Règle pratique : pour calculer les congés payés d’une assistante maternelle, on retient le salaire brut de référence et on exclut les éléments qui remboursent des frais : indemnités d’entretien, indemnités de repas, frais kilométriques et autres remboursements de dépenses.
Pourquoi les indemnités d’entretien sont exclues
La logique est simple. Les congés payés visent à maintenir une rémunération pendant une période où l’assistante maternelle ne travaille pas. Les indemnités d’entretien, elles, ne sont dues que lorsqu’un enfant est effectivement accueilli. Si l’enfant n’est pas présent, la dépense n’existe pas de la même manière, et l’indemnité n’a donc pas lieu d’être versée. Cette distinction entre rémunération du travail et remboursement de frais est essentielle.
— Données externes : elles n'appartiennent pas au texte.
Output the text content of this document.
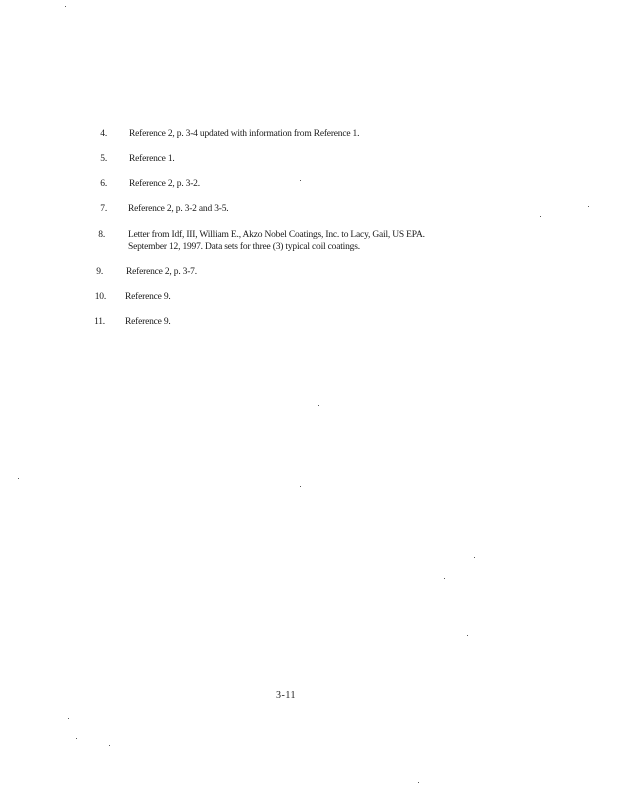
4. Reference 2, p. 3-4 updated with information from Reference 1.
5. Reference 1.
6. Reference 2, p. 3-2.
7. Reference 2, p. 3-2 and 3-5.
8. Letter from Idf, III, William E., Akzo Nobel Coatings, Inc. to Lacy, Gail, US EPA.
September 12, 1997. Data sets for three (3) typical coil coatings.
9. Reference 2, p. 3-7.
10. Reference 9.
11. Reference 9.
3-11
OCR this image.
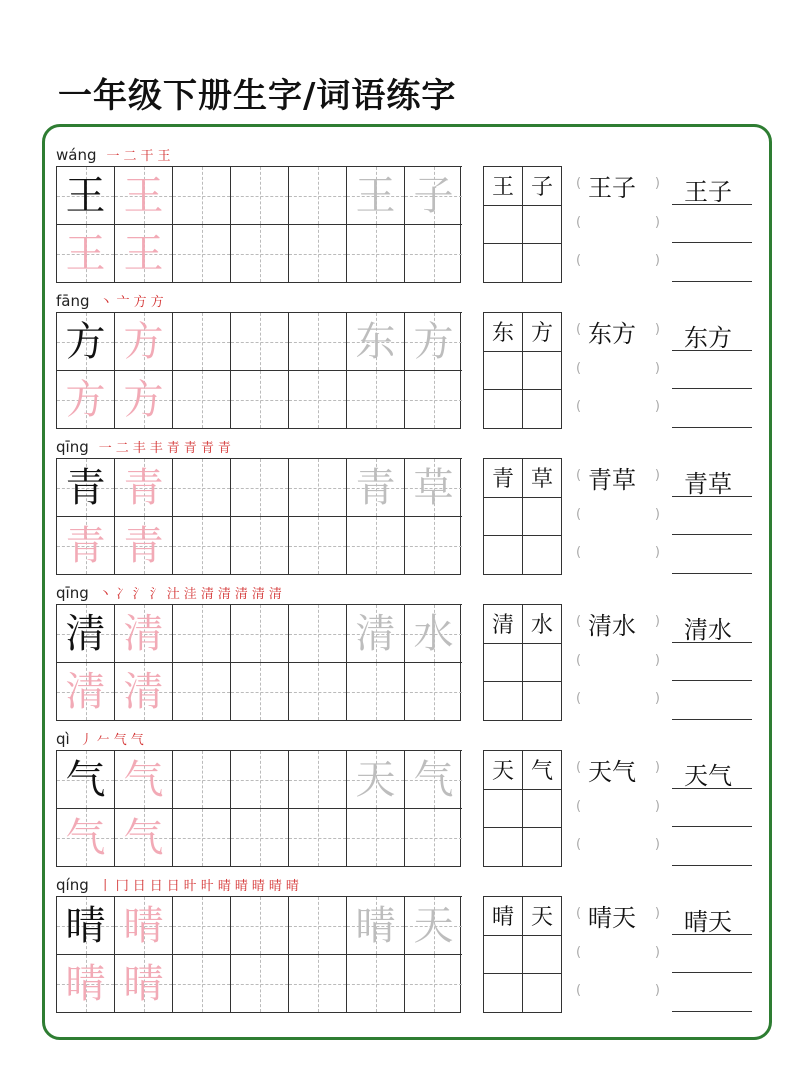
一年级下册生字/词语练字
wáng 一 二 干 王
王 王	王 子
王 王
王 子	(	)
王子
(	)
(	)
王子
fāng 丶 亠 方 方
方 方	东 方
方 方
东 方	(	)
东方
(	)
(	)
东方
qīng 一 二 丰 丰 青 青 青 青
青 青	青 草
青 青
青 草	(	)
青草
(	)
(	)
青草
qīng 丶 冫 氵 氵 汢 洼 清 清 清 清 清
清 清	清 水
清 清
清 水	(	)
清水
(	)
(	)
清水
qì 丿 𠂉 气 气
气 气	天 气
气 气
天 气	(	)
天气
(	)
(	)
天气
qíng 丨 冂 日 日 日 旪 旪 晴 晴 晴 晴 晴
晴 晴	晴 天
晴 晴
晴 天	(	)
晴天
(	)
(	)
晴天
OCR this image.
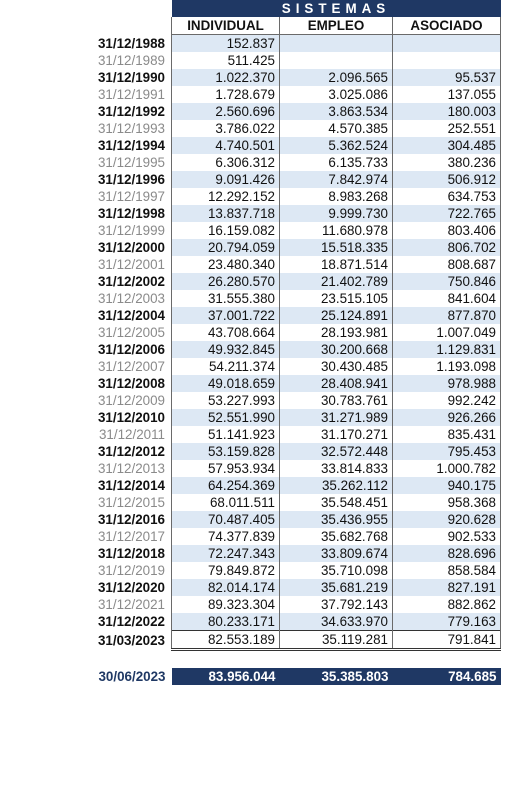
	SISTEMAS		
	INDIVIDUAL	EMPLEO	ASOCIADO
31/12/1988	152.837		
31/12/1989	511.425		
31/12/1990	1.022.370	2.096.565	95.537
31/12/1991	1.728.679	3.025.086	137.055
31/12/1992	2.560.696	3.863.534	180.003
31/12/1993	3.786.022	4.570.385	252.551
31/12/1994	4.740.501	5.362.524	304.485
31/12/1995	6.306.312	6.135.733	380.236
31/12/1996	9.091.426	7.842.974	506.912
31/12/1997	12.292.152	8.983.268	634.753
31/12/1998	13.837.718	9.999.730	722.765
31/12/1999	16.159.082	11.680.978	803.406
31/12/2000	20.794.059	15.518.335	806.702
31/12/2001	23.480.340	18.871.514	808.687
31/12/2002	26.280.570	21.402.789	750.846
31/12/2003	31.555.380	23.515.105	841.604
31/12/2004	37.001.722	25.124.891	877.870
31/12/2005	43.708.664	28.193.981	1.007.049
31/12/2006	49.932.845	30.200.668	1.129.831
31/12/2007	54.211.374	30.430.485	1.193.098
31/12/2008	49.018.659	28.408.941	978.988
31/12/2009	53.227.993	30.783.761	992.242
31/12/2010	52.551.990	31.271.989	926.266
31/12/2011	51.141.923	31.170.271	835.431
31/12/2012	53.159.828	32.572.448	795.453
31/12/2013	57.953.934	33.814.833	1.000.782
31/12/2014	64.254.369	35.262.112	940.175
31/12/2015	68.011.511	35.548.451	958.368
31/12/2016	70.487.405	35.436.955	920.628
31/12/2017	74.377.839	35.682.768	902.533
31/12/2018	72.247.343	33.809.674	828.696
31/12/2019	79.849.872	35.710.098	858.584
31/12/2020	82.014.174	35.681.219	827.191
31/12/2021	89.323.304	37.792.143	882.862
31/12/2022	80.233.171	34.633.970	779.163
31/03/2023	82.553.189	35.119.281	791.841

30/06/2023	83.956.044	35.385.803	784.685
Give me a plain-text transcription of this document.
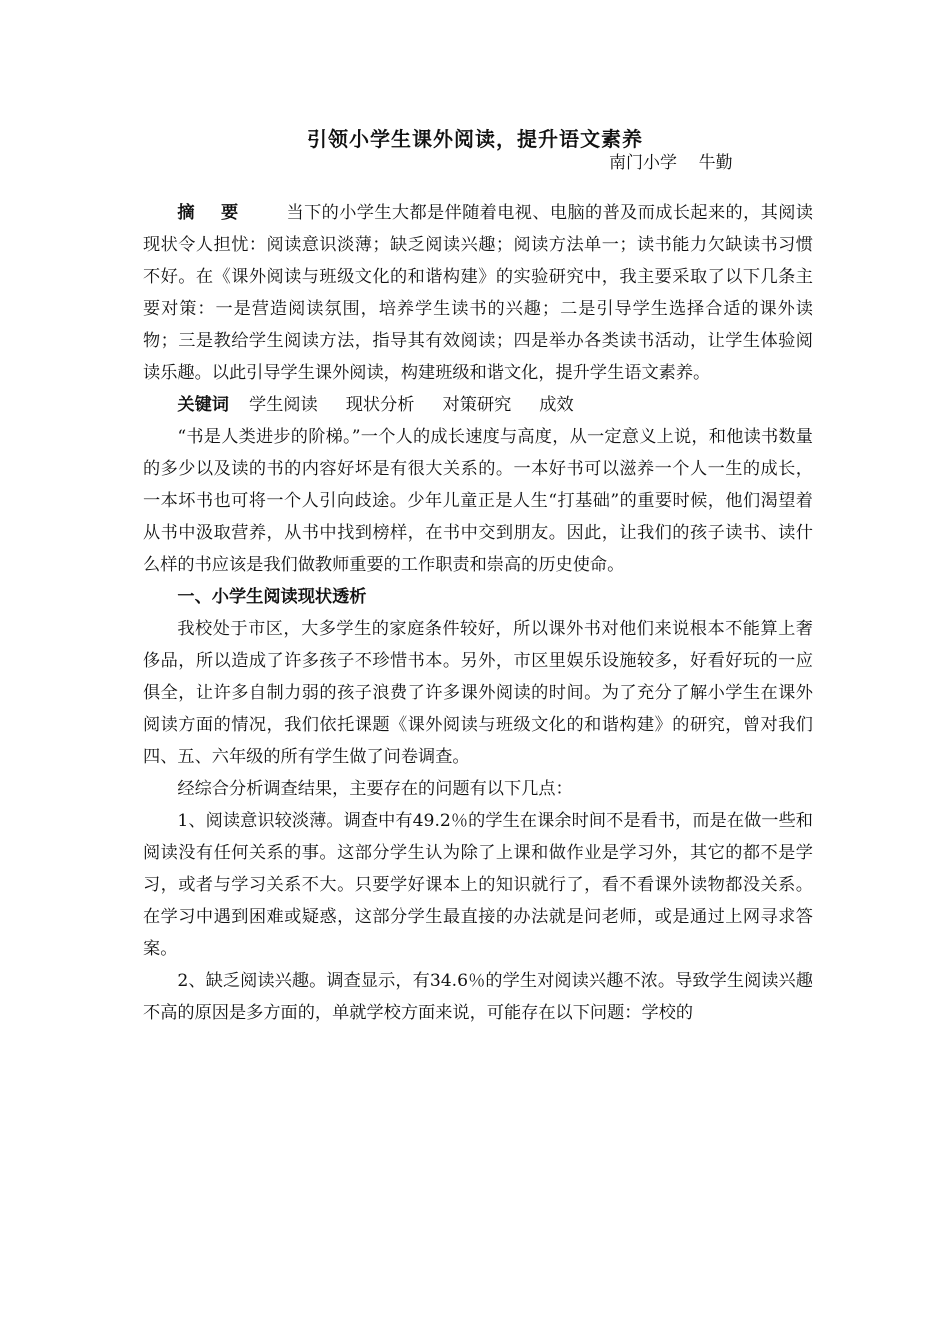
引领小学生课外阅读，提升语文素养
南门小学    牛勤

摘要 当下的小学生大都是伴随着电视、电脑的普及而成长起来的，其阅读现状令人担忧：阅读意识淡薄；缺乏阅读兴趣；阅读方法单一；读书能力欠缺读书习惯不好。在《课外阅读与班级文化的和谐构建》的实验研究中，我主要采取了以下几条主要对策：一是营造阅读氛围，培养学生读书的兴趣；二是引导学生选择合适的课外读物；三是教给学生阅读方法，指导其有效阅读；四是举办各类读书活动，让学生体验阅读乐趣。以此引导学生课外阅读，构建班级和谐文化，提升学生语文素养。

关键词 学生阅读 现状分析 对策研究 成效

“书是人类进步的阶梯。”一个人的成长速度与高度，从一定意义上说，和他读书数量的多少以及读的书的内容好坏是有很大关系的。一本好书可以滋养一个人一生的成长，一本坏书也可将一个人引向歧途。少年儿童正是人生“打基础”的重要时候，他们渴望着从书中汲取营养，从书中找到榜样，在书中交到朋友。因此，让我们的孩子读书、读什么样的书应该是我们做教师重要的工作职责和崇高的历史使命。

一、小学生阅读现状透析

我校处于市区，大多学生的家庭条件较好，所以课外书对他们来说根本不能算上奢侈品，所以造成了许多孩子不珍惜书本。另外，市区里娱乐设施较多，好看好玩的一应俱全，让许多自制力弱的孩子浪费了许多课外阅读的时间。为了充分了解小学生在课外阅读方面的情况，我们依托课题《课外阅读与班级文化的和谐构建》的研究，曾对我们四、五、六年级的所有学生做了问卷调查。

经综合分析调查结果，主要存在的问题有以下几点：

1、阅读意识较淡薄。调查中有49.2％的学生在课余时间不是看书，而是在做一些和阅读没有任何关系的事。这部分学生认为除了上课和做作业是学习外，其它的都不是学习，或者与学习关系不大。只要学好课本上的知识就行了，看不看课外读物都没关系。在学习中遇到困难或疑惑，这部分学生最直接的办法就是问老师，或是通过上网寻求答案。

2、缺乏阅读兴趣。调查显示，有34.6％的学生对阅读兴趣不浓。导致学生阅读兴趣不高的原因是多方面的，单就学校方面来说，可能存在以下问题：学校的
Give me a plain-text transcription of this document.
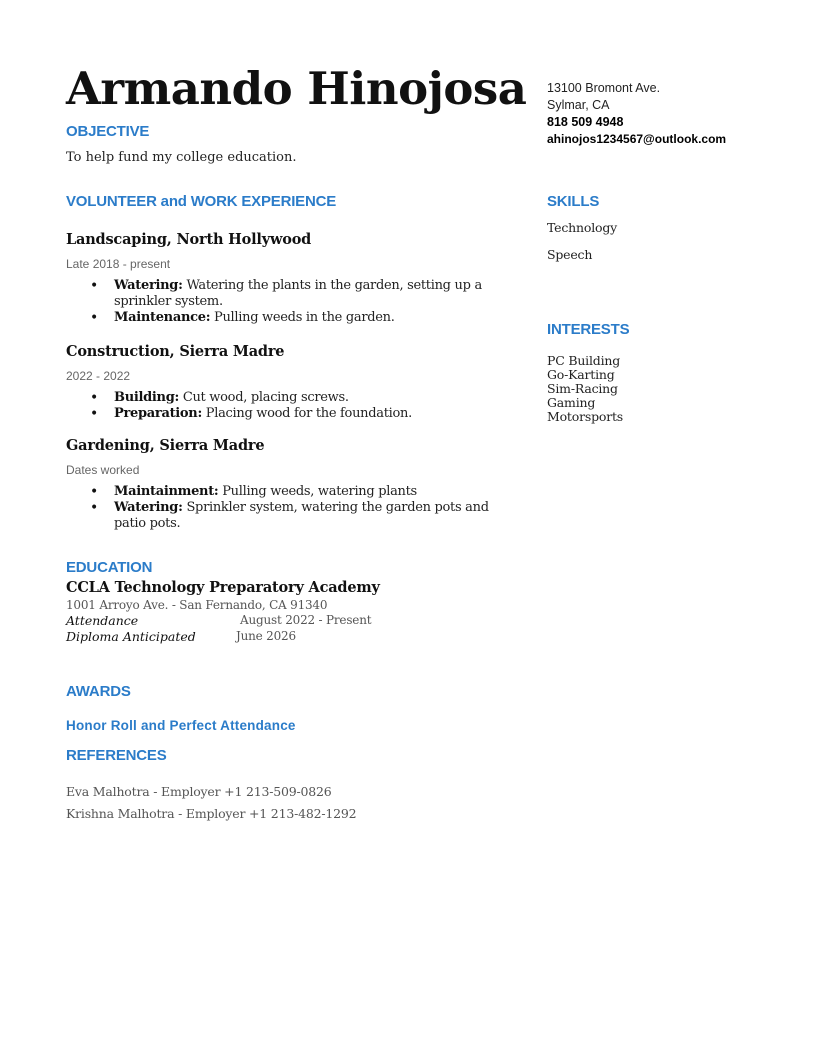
Armando Hinojosa 13100 Bromont Ave.
Sylmar, CA
818 509 4948
ahinojos1234567@outlook.com
OBJECTIVE
To help fund my college education.
VOLUNTEER and WORK EXPERIENCE
Landscaping, North Hollywood
Late 2018 - present
• Watering: Watering the plants in the garden, setting up a sprinkler system.
• Maintenance: Pulling weeds in the garden.
Construction, Sierra Madre
2022 - 2022
• Building: Cut wood, placing screws.
• Preparation: Placing wood for the foundation.
Gardening, Sierra Madre
Dates worked
• Maintainment: Pulling weeds, watering plants
• Watering: Sprinkler system, watering the garden pots and patio pots.
EDUCATION
CCLA Technology Preparatory Academy
1001 Arroyo Ave. - San Fernando, CA 91340
Attendance	August 2022 - Present
Diploma Anticipated	June 2026
AWARDS
Honor Roll and Perfect Attendance
REFERENCES
Eva Malhotra - Employer +1 213-509-0826
Krishna Malhotra - Employer +1 213-482-1292
SKILLS
Technology
Speech
INTERESTS
PC Building
Go-Karting
Sim-Racing
Gaming
Motorsports
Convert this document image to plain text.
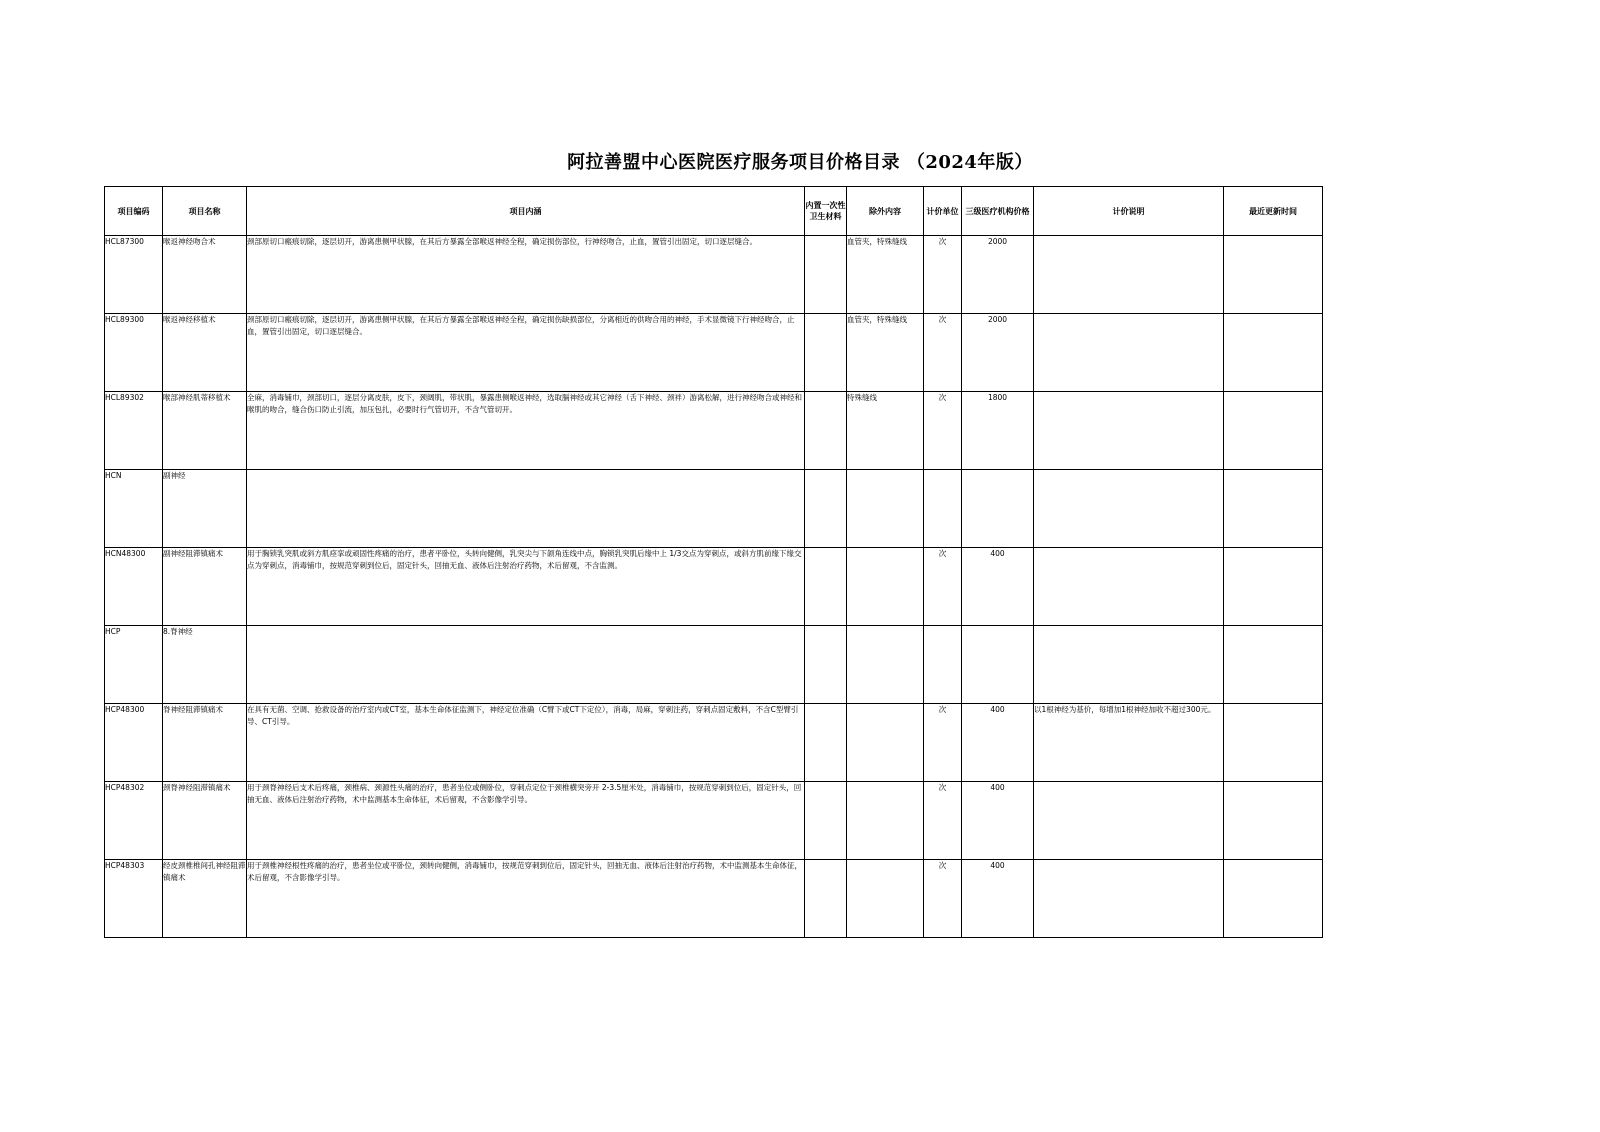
阿拉善盟中心医院医疗服务项目价格目录 （2024年版）
项目编码	项目名称	项目内涵	内置一次性卫生材料	除外内容	计价单位	三级医疗机构价格	计价说明	最近更新时间
HCL87300	喉返神经吻合术	颈部原切口瘢痕切除，逐层切开，游离患侧甲状腺，在其后方暴露全部喉返神经全程，确定损伤部位，行神经吻合，止血，置管引出固定，切口逐层缝合。		血管夹，特殊缝线	次	2000		
HCL89300	喉返神经移植术	颈部原切口瘢痕切除，逐层切开，游离患侧甲状腺，在其后方暴露全部喉返神经全程，确定损伤缺损部位，分离相近的供吻合用的神经，手术显微镜下行神经吻合，止血，置管引出固定，切口逐层缝合。		血管夹，特殊缝线	次	2000		
HCL89302	喉部神经肌蒂移植术	全麻，消毒铺巾，颈部切口，逐层分离皮肤，皮下，颈阔肌，带状肌，暴露患侧喉返神经，选取膈神经或其它神经（舌下神经、颈袢）游离松解，进行神经吻合或神经和喉肌的吻合，缝合伤口防止引流，加压包扎，必要时行气管切开，不含气管切开。		特殊缝线	次	1800		
HCN	副神经							
HCN48300	副神经阻滞镇痛术	用于胸锁乳突肌或斜方肌痉挛或顽固性疼痛的治疗，患者平卧位，头转向健侧，乳突尖与下颌角连线中点，胸锁乳突肌后缘中上 1/3交点为穿刺点，或斜方肌前缘下缘交点为穿刺点，消毒铺巾，按规范穿刺到位后，固定针头，回抽无血、液体后注射治疗药物，术后留观，不含监测。			次	400		
HCP	8.脊神经							
HCP48300	脊神经阻滞镇痛术	在具有无菌、空调、抢救设备的治疗室内或CT室，基本生命体征监测下，神经定位准确（C臂下或CT下定位），消毒，局麻，穿刺注药，穿刺点固定敷料，不含C型臂引导、CT引导。			次	400	以1根神经为基价，每增加1根神经加收不超过300元。	
HCP48302	颈脊神经阻滞镇痛术	用于颈脊神经后支术后疼痛，颈椎病、颈源性头痛的治疗，患者坐位或侧卧位，穿刺点定位于颈椎横突旁开 2-3.5厘米处，消毒铺巾，按规范穿刺到位后，固定针头，回抽无血、液体后注射治疗药物，术中监测基本生命体征，术后留观，不含影像学引导。			次	400		
HCP48303	经皮颈椎椎间孔神经阻滞镇痛术	用于颈椎神经根性疼痛的治疗，患者坐位或平卧位，颈转向健侧，消毒铺巾，按规范穿刺到位后，固定针头，回抽无血、液体后注射治疗药物，术中监测基本生命体征，术后留观，不含影像学引导。			次	400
Dans la pratique, trois catégories sont souvent confondues :
- Le salaire : il rémunère l’accueil de l’enfant et les heures effectuées.
- Les majorations : heures majorées, accueil complémentaire, éventuellement heures supplémentaires selon le contrat.
- Les indemnités et frais : entretien, repas, déplacement, qui ne constituent pas du salaire.
Lorsqu’on établit la base des 10 %, il faut donc additionner les rémunérations brutes retenues comme salaires et écarter les frais. De la même façon, avec la méthode du maintien de salaire, on cherche à reconstituer ce qui aurait été payé si l’assistante maternelle avait travaillé pendant ses congés. Là encore, les IE ne sont pas à ajouter, car elles dépendent de l’accueil effectif.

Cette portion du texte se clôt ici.